Menaces envers la mairesse de Longueuil: un homme arrêté

La mairesse de Longueuil, Sylvie Parent, en 2019.

Un jeune homme dans la vingtaine a été arrêté pour avoir proféré des menaces à l'endroit de la mairesse de Longueuil, Sylvie Parent, et d'autres élus municipaux, en lien avec la décision de la Ville d'euthanasier une quinzaine de cerfs du parc Michel Chartrand pour conserver la biodiversité.

 

Le Service de police de l'agglomération de Longueuil (SPAL) lui a mis la main au collet hier, à la suite d'informations reçues du public. Il a été interrogé, puis libéré sous conditions.

L'accusé, qui habite à l'extérieur de l'agglomération, pourrait faire face à des accusations de menaces.
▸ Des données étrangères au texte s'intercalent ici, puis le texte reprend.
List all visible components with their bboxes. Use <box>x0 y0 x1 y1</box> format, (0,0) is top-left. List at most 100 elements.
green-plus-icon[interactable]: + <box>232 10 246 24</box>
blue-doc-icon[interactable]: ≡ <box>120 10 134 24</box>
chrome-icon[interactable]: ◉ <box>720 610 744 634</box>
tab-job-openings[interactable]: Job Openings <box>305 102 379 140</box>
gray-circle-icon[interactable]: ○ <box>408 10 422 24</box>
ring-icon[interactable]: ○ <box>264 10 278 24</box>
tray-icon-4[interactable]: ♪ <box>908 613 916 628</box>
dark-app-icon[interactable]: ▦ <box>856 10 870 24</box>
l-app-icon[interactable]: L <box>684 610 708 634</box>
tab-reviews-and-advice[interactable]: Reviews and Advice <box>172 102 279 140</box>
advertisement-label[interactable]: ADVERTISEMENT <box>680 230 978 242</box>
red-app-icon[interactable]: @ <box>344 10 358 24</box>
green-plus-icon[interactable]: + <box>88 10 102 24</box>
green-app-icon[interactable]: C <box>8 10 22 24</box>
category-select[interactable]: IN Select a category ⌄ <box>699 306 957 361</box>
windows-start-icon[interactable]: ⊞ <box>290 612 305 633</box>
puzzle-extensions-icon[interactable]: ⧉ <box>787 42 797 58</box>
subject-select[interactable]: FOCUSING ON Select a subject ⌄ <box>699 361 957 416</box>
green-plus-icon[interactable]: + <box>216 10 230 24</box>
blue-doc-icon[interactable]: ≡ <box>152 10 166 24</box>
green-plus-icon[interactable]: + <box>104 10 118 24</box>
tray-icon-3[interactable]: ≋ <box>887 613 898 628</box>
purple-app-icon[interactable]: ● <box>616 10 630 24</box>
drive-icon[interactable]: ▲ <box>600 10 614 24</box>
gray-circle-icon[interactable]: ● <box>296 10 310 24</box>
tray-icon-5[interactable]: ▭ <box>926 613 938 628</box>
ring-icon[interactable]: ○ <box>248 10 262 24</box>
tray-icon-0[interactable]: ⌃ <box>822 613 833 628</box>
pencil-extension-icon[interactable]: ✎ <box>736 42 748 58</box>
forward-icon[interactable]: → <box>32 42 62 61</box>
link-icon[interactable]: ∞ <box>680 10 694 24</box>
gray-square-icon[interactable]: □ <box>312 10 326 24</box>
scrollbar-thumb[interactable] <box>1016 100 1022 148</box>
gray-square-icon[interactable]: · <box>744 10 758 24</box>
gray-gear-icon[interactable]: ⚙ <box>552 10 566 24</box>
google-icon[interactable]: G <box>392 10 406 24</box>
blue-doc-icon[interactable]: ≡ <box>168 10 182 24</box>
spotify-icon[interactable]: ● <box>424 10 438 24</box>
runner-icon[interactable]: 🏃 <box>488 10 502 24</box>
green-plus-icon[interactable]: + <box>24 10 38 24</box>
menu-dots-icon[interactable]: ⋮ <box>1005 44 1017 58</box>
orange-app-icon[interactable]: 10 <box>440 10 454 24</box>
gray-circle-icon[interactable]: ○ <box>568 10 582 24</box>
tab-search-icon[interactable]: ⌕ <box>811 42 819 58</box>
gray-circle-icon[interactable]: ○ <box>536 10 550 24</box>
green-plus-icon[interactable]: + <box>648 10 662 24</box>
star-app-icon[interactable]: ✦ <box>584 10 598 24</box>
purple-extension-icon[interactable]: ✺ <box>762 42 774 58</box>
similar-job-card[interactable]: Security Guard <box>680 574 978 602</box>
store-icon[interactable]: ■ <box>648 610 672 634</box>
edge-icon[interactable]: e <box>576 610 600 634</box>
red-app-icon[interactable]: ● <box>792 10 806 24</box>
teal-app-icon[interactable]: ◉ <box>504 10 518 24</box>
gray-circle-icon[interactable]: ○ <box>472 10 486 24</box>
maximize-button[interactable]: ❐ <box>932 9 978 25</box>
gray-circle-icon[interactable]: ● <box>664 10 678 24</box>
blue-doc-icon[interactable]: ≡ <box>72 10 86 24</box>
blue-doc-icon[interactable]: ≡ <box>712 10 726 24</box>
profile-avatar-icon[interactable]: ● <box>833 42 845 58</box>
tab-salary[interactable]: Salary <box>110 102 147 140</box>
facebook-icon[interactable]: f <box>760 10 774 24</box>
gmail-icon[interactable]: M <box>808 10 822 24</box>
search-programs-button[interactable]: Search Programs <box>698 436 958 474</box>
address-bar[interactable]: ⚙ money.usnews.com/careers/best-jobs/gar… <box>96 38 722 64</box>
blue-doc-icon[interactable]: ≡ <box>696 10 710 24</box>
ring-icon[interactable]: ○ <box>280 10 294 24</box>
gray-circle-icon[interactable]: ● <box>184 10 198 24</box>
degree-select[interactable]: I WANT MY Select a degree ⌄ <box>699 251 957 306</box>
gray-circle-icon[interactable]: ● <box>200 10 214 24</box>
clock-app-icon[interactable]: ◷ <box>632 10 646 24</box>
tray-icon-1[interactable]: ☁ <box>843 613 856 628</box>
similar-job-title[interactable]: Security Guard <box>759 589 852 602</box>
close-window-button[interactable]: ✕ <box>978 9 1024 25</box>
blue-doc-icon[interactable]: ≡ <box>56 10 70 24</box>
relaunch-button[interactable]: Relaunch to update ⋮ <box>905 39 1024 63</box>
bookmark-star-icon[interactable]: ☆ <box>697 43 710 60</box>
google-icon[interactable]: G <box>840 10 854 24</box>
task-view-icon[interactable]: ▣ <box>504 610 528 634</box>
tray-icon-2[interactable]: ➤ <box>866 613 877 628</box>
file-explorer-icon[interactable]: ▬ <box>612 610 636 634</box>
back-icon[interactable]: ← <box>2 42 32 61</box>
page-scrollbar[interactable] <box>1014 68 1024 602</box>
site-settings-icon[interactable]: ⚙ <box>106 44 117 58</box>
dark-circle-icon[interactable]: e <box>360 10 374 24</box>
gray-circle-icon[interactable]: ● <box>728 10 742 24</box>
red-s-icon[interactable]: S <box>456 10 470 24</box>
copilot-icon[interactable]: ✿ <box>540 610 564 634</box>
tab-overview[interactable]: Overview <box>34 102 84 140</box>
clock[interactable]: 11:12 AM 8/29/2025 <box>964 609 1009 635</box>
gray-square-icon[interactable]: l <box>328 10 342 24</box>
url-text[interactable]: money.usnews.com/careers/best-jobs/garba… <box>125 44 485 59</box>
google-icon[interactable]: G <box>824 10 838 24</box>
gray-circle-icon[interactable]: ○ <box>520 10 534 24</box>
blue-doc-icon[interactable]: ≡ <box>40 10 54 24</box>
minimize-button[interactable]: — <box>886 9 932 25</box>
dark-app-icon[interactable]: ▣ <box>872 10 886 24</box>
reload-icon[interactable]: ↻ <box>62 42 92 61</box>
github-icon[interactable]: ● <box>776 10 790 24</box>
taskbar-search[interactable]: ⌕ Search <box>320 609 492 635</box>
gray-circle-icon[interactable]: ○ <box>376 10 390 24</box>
Ce sera aux procureurs du Directeur des poursuites criminelles et pénales (DPCP) de décider de son sort.

Le SPAL poursuit également son enquête dans deux autres dossiers de menaces en lien avec les intentions de la Ville de Longueuil d'euthanasier 15 chevreuils pour conserver la biodiversité du parc Michel Chartrand, un dossier qui a fait couler beaucoup d'encre. D'autres arrestations pourraient suivre.

Plusieurs enquêtes de nature criminelle ont dû être ouvertes en lien avec des messages et des débats qui ont dégénéré sur les réseaux sociaux depuis une semaine. La police de Longueuil rappelle aux gens d'y penser à deux fois avant de publier quelque chose.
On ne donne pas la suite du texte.